Touching on how to resolve the plight, the prime minister urged the Myanmar government to end the killings, violation of women and girls, the persecution and the denial of basic rights.
"I say to our friends in Myanmar: Prove yourselves worthy of your great traditions and history again. Be equal to the words your father of independence, General Aung San, delivered in 1946.
"Nowadays, all the world over, we cannot confine the definition of a nationality to the narrow bounds of race, religion and others. Nations are extending their rights of their respective communities even to others who may not belong to them, except by their mere residence amongst them, and their determination to live and be with them," he said.
'Cease all discriminatory actions'
Najib said the root causes of this problem must be addressed urgently in their entirety, with a view to finding mutually favourable, long-term and comprehensive solutions for all the parties involved.
"We call on the government of Myanmar to cease all discriminatory actions and attacks against the Rohingyas immediately, and for the perpetrators to be brought to justice," he said.
He also stressed that Asean had every right to raise the issue and was glad that this was recognised at the Asean Foreign Ministers Meeting in Yangon last month.
"The current situation is a strain on Asean itself, and on the community we declared established at the end of 2015, under Malaysia's chairmanship.
"We in Asean must live up to what the community stands for - otherwise it would be a community in name only, a disgrace to the visionaries who came together to found Asean 50 years ago.
"We will have failed them if we do not do our utmost to avert the catastrophe that has been unfolding for the Rohingyas," he said.
Touching on Malaysia-Myanmar relations, Najib said Kuala Lumpur had been supporting Yangon, and had fought for the country's inclusion in Asean and had resisted efforts to punish and isolate Myanmar.
The prime minister said Malaysia recognised Myanmar as an important and significant partner that could not be left out in the region and "Myanmar has no firmer friend than Malaysia".

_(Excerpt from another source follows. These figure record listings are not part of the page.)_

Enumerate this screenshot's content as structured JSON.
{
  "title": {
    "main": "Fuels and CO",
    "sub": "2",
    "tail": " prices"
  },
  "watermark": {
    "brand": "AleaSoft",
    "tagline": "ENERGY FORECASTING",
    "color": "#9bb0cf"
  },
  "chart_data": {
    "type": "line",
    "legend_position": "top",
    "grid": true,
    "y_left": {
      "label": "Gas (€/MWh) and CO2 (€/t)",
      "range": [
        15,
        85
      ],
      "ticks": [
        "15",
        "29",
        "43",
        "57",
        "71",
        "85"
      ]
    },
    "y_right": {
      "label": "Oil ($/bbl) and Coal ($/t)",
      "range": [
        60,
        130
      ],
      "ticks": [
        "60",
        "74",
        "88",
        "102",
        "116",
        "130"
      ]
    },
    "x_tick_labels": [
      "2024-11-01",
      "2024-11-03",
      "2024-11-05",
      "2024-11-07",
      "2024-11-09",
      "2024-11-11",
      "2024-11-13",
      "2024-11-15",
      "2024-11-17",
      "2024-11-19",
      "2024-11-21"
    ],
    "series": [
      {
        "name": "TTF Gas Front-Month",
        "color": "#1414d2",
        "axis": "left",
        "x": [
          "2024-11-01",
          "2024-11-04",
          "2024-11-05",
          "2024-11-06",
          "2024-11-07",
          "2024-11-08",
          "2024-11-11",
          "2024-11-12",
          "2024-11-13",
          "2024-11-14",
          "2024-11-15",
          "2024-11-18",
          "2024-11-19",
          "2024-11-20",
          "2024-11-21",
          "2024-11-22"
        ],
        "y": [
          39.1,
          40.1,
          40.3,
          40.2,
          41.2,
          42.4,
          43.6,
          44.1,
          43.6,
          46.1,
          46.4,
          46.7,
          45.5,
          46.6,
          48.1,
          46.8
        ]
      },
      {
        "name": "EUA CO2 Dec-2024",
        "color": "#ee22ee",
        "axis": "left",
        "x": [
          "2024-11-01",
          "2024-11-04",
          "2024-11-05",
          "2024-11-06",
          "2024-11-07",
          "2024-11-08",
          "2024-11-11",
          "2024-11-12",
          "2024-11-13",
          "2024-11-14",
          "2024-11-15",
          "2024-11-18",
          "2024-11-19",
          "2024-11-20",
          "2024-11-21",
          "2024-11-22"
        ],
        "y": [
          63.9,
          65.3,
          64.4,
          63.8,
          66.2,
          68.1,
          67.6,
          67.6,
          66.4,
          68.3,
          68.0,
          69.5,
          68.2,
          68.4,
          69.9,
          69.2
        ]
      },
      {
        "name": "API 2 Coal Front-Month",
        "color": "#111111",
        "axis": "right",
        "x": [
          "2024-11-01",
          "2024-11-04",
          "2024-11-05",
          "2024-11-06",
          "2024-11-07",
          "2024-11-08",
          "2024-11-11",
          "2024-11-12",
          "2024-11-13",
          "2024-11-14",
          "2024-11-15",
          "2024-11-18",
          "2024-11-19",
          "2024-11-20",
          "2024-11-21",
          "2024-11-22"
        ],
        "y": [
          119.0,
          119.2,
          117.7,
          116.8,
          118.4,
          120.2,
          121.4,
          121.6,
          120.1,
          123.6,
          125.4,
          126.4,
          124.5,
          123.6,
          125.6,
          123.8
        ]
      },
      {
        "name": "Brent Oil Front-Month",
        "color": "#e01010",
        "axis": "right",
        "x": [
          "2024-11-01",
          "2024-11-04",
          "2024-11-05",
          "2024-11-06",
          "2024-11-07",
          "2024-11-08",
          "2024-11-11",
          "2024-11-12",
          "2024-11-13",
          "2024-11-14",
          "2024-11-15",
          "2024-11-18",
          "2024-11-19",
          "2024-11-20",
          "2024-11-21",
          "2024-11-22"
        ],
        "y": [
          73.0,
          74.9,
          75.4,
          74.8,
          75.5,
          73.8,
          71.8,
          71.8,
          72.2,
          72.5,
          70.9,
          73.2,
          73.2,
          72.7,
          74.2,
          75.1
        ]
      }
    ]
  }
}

"We recognise the unique characteristics that it possesses - its people, its natural resources, and of course its strategic location. Among the member states of Asean, it is alone in sharing land borders with both China and India.
"Just as significantly, we recognise and continue to recognise the resilience and commitment of the Myanmar people which enabled them to shake off the chains of dictatorship in a peaceful, moderate and mature manner," he said.
According to reports, the ongoing crisis in Rakhine state has caused thousands of Rohingyas to flee Myanmar with reports of atrocities, including rape and murder, which have been denied by the Myanmar government.
The Kuala Lumpur meeting is expected to issue two documents - resolutions and a joint communique to show their united stand on the matter.